Understanding the concept of independent random variables is foundational in the study of probability and statistics. Two random variables, X and Y, are considered independent if the occurrence of one does not affect the probability of occurrence of the other. In mathematical terms, they are independent if the probability of both X and Y occurring together is the product of their individual probabilities.

When we have independent random variables, it simplifies our calculations significantly. For instance, finding joint probabilities or joint density functions becomes a matter of multiplying the probability density functions (PDFs) of the individual random variables, provided they are independent. This concept is a cornerstone in solving problems that deal with the combination of different stochastic processes or events, such as the exercise involving the transformation of two uniform random variables to polar coordinates.

Characteristics of Uniform Distribution

Uniform distribution is a type of probability distribution where all outcomes are equally likely to occur within a certain interval. If random variables X and Y follow a uniform distribution over the interval (0,1), it suggests that every value between 0 and 1 is just as likely as any other.

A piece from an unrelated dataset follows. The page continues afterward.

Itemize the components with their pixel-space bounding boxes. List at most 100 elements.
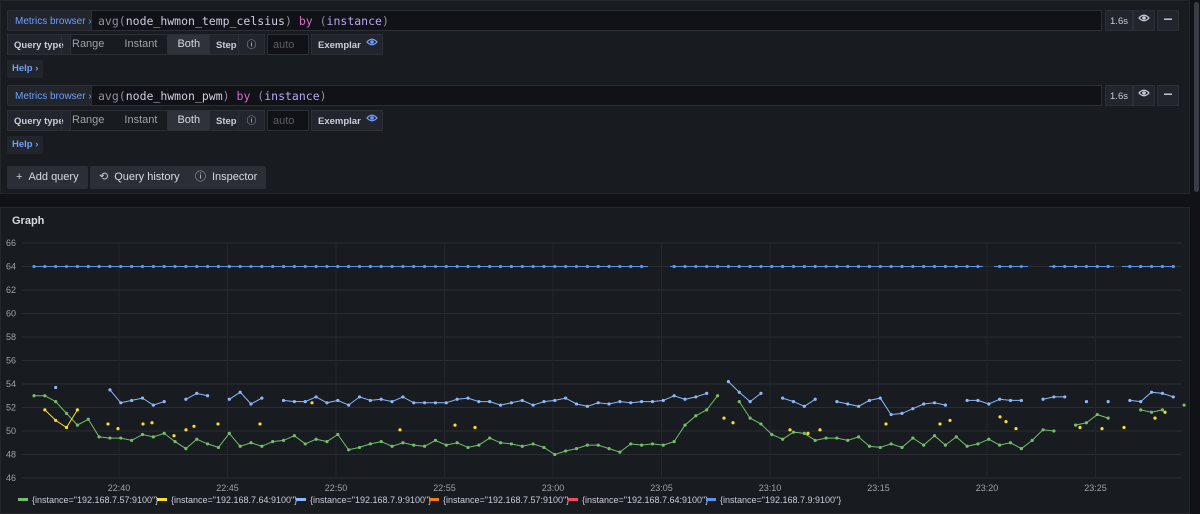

Random variables with uniform distribution are often used to represent idealized situations where each outcome is equally likely, such as a perfectly fair die or lottery. Uniform distributions can be described by their probability density function (PDF), which for the continuous case, is constant within the bounds of the distribution and zero elsewhere.

The probability density function (PDF) is used to specify the probability of a random variable falling within a particular range of values, as opposed to taking on any one specific value. A higher PDF value at a certain point or interval means a higher likelihood that the random variable will occur near that point or within that interval.

In the case of a continuous uniform distribution over (0,1), the PDF would be 1 for all values of X within the range and 0 otherwise. It is crucial in calculating probabilities and is heavily relied upon in problem-solving within statistics and probability theory, especially when it comes to continuous random variables, which is what the original exercise entails.

Change of Variables Method

Transformation of random variables is a technique used to change the variables in a given problem to new variables which may be more suitable for analysis or finding solutions. This transformation can simplify complex probability problems, especially when changing from Cartesian to polar coordinates as seen in our exercise.

To find the joint density function of the transformed variables, a method called the 'Change of Variables' or 'Jacobian Transformation' is typically used. In our problem, we use the transformation from X and Y, which are independent uniform random variables, to R and Theta in polar coordinates. This change requires calculating the Jacobian, which is the determinant of the matrix of all first-order partial derivatives of the transformation functions. The Jacobian assesses how a point in a plane changes as it is transformed from one coordinate system to another, which in this exercise, aids in determining the joint density of R and Theta.